Палаты за ней числились. Охранная стрелецкая сотня квартировала в кроме и несла круглосуточный караул. Даже она с детьми там проживала. Но только когда Иван отсутствовал в Пскове. Непорядок. Это так. Но народ на эту шалость смотрел сквозь пальцы. Опять же, жить князю надлежало в своих палатах. То так. Но ведь не запрещено же ему бывать в гостях. И никем не определено, сколько он может гостить. Главное, чтобы обязанностями своими не пренебрегал. А Елизавета Дмитриевна не пренебрегала.
— Здравствуй Лада, — войдя в светелку, поздоровался Иван.
А потом разулыбался как ясно солнышко. Молодая мать кормящая пятимесячного младенца… Это просто замечательная картина. А уж если это любимая женщина и твой ребенок, так и вовсе сердце счастьем заходится.
— Здравствуй Ванечка, — Отбирая грудь от уснувшего богатыря, и озаряясь улыбкой, ответила она.
— Спит?
— А что ему. Ест да спит. Вообще он у нас какой-то уж больно тихий.
Как и дочку, Лиза решила выкормить их сына сама. Чему Иван был откровенно рад. Потому как это говорило только об одном, его сын для нее желанный. А еще, она намеревалась вырастить сына сама. Ясное дело, что до поры, ему никто не станет говорить о том, кто его мать. Но факт, остается фактом. И этим Елизавета отличалась от своей тетки Ирины, определившей их с Иваном дочь, Софью, на воспитание в дворянскую семью.
— Сильные они всегда тихие. Гоношатся да верещат все больше мелкие да плюгавые, — отмахнулся Иван, забирая сына к себе на руки.

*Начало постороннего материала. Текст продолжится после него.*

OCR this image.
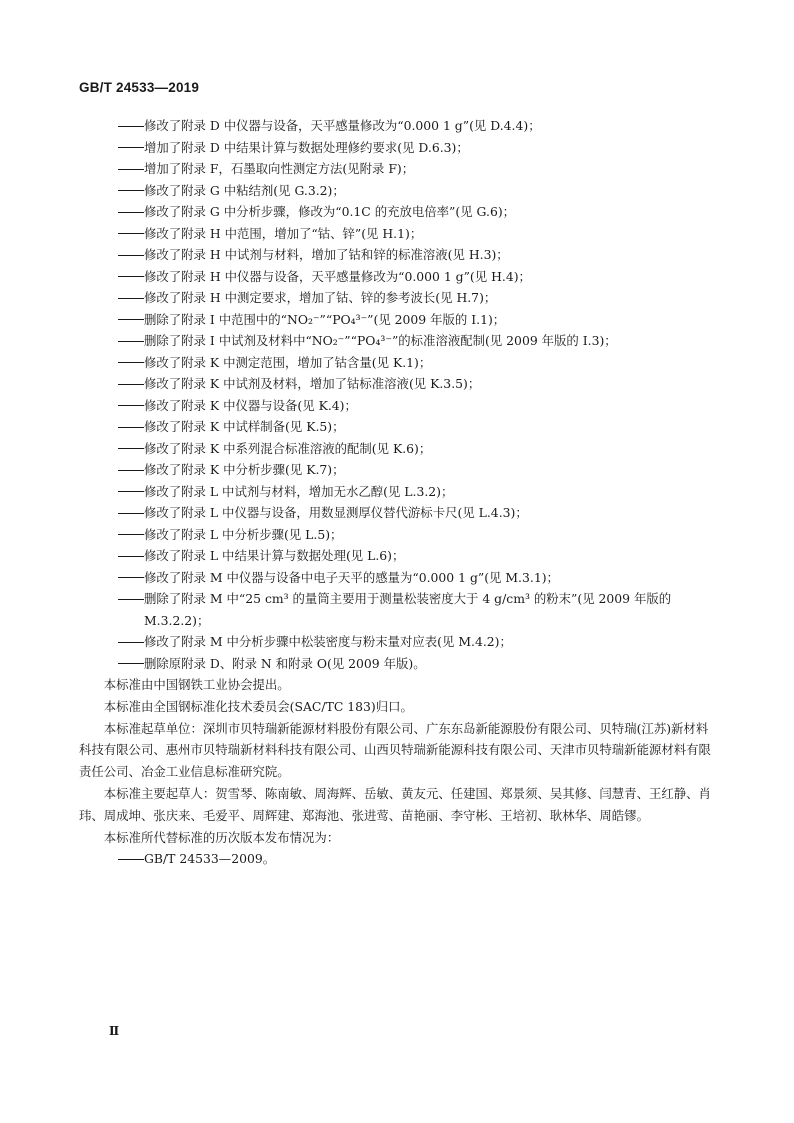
GB/T 24533—2019
修改了附录 D 中仪器与设备，天平感量修改为“0.000 1 g”(见 D.4.4)；
增加了附录 D 中结果计算与数据处理修约要求(见 D.6.3)；
增加了附录 F，石墨取向性测定方法(见附录 F)；
修改了附录 G 中粘结剂(见 G.3.2)；
修改了附录 G 中分析步骤，修改为“0.1C 的充放电倍率”(见 G.6)；
修改了附录 H 中范围，增加了“钴、锌”(见 H.1)；
修改了附录 H 中试剂与材料，增加了钴和锌的标准溶液(见 H.3)；
修改了附录 H 中仪器与设备，天平感量修改为“0.000 1 g”(见 H.4)；
修改了附录 H 中测定要求，增加了钴、锌的参考波长(见 H.7)；
删除了附录 I 中范围中的“NO₂⁻”“PO₄³⁻”(见 2009 年版的 I.1)；
删除了附录 I 中试剂及材料中“NO₂⁻”“PO₄³⁻”的标准溶液配制(见 2009 年版的 I.3)；
修改了附录 K 中测定范围，增加了钴含量(见 K.1)；
修改了附录 K 中试剂及材料，增加了钴标准溶液(见 K.3.5)；
修改了附录 K 中仪器与设备(见 K.4)；
修改了附录 K 中试样制备(见 K.5)；
修改了附录 K 中系列混合标准溶液的配制(见 K.6)；
修改了附录 K 中分析步骤(见 K.7)；
修改了附录 L 中试剂与材料，增加无水乙醇(见 L.3.2)；
修改了附录 L 中仪器与设备，用数显测厚仪替代游标卡尺(见 L.4.3)；
修改了附录 L 中分析步骤(见 L.5)；
修改了附录 L 中结果计算与数据处理(见 L.6)；
修改了附录 M 中仪器与设备中电子天平的感量为“0.000 1 g”(见 M.3.1)；
删除了附录 M 中“25 cm³ 的量筒主要用于测量松装密度大于 4 g/cm³ 的粉末”(见 2009 年版的 M.3.2.2)；
修改了附录 M 中分析步骤中松装密度与粉末量对应表(见 M.4.2)；
删除原附录 D、附录 N 和附录 O(见 2009 年版)。
本标准由中国钢铁工业协会提出。
本标准由全国钢标准化技术委员会(SAC/TC 183)归口。
本标准起草单位：深圳市贝特瑞新能源材料股份有限公司、广东东岛新能源股份有限公司、贝特瑞(江苏)新材料科技有限公司、惠州市贝特瑞新材料科技有限公司、山西贝特瑞新能源科技有限公司、天津市贝特瑞新能源材料有限责任公司、冶金工业信息标准研究院。
本标准主要起草人：贺雪琴、陈南敏、周海辉、岳敏、黄友元、任建国、郑景须、吴其修、闫慧青、王红静、肖玮、周成坤、张庆来、毛爱平、周辉建、郑海池、张进莺、苗艳丽、李守彬、王培初、耿林华、周皓镠。
本标准所代替标准的历次版本发布情况为：
GB/T 24533—2009。
Ⅱ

Затем зарылся лицом в пеленках и вдохнул дурманящий запах младенца, пахнущего материнским молоком. Голова тут же пошла кругом, хотя на тренировках он вполне держал дюжий удар в челюсть. И не сказать, ведь что подобное случалось только с его детьми. Как бы не так. При виде любого младенца он вел себя как распоследний токсикоман. Впрочем, подобная его привычка способствовала росту его авторитета в глазах простого люда.

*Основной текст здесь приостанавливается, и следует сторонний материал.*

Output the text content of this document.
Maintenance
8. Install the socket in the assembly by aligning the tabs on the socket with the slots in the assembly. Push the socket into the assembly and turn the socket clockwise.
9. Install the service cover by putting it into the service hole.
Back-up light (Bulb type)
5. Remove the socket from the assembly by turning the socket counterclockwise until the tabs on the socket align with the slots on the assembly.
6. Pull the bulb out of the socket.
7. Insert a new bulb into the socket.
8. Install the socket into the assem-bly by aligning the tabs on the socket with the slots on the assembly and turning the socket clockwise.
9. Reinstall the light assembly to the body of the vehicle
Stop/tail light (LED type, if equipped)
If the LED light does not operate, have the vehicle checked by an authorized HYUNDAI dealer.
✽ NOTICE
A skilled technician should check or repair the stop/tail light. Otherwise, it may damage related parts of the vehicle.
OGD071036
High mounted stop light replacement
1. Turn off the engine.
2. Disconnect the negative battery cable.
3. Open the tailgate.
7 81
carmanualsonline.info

— И чего ты их все время нюхаешь? — Покачивая головой и все так же продолжая светиться улыбкой, поинтересовалась мать.
— Ничего-то ты не понимаешь, женщина, — отмахнулся Карпов.
— Я не понимаю? — Возмутилась Трубецкая.
— Ну не я же.
— Ну т-ты нахал.
— И ты даже не представляешь какой, — ничуть не стал спорить он.
— Л-ладно. Мы потом поговорим, — мстительным тоном произнесла она, и отобрала у него Петрушу.
Иван конечно настаивал, чтобы никаких уси-пуси-муси. Но ты поди объясни это матери. На все замечания она только отмахивалась, заявляя, что когда срок придет, она из сына воспитает настоящего мужа. А пока суд да дело, пускай не мешают ей тетешкаться. Хм. Вообще-то, Иван и сам хорош. Правда, справедливости ради нужно заметить, что и себя он так же корил.
Пока Лиза укладывала сына в кроватку, Иван прошел в кабинет и глянул на корреспонденцию. Там оказалось два письма. Одно от зятя, Демидова. Тот сокрушался по поводу застрявших на границе дощаников доверху груженых рудой.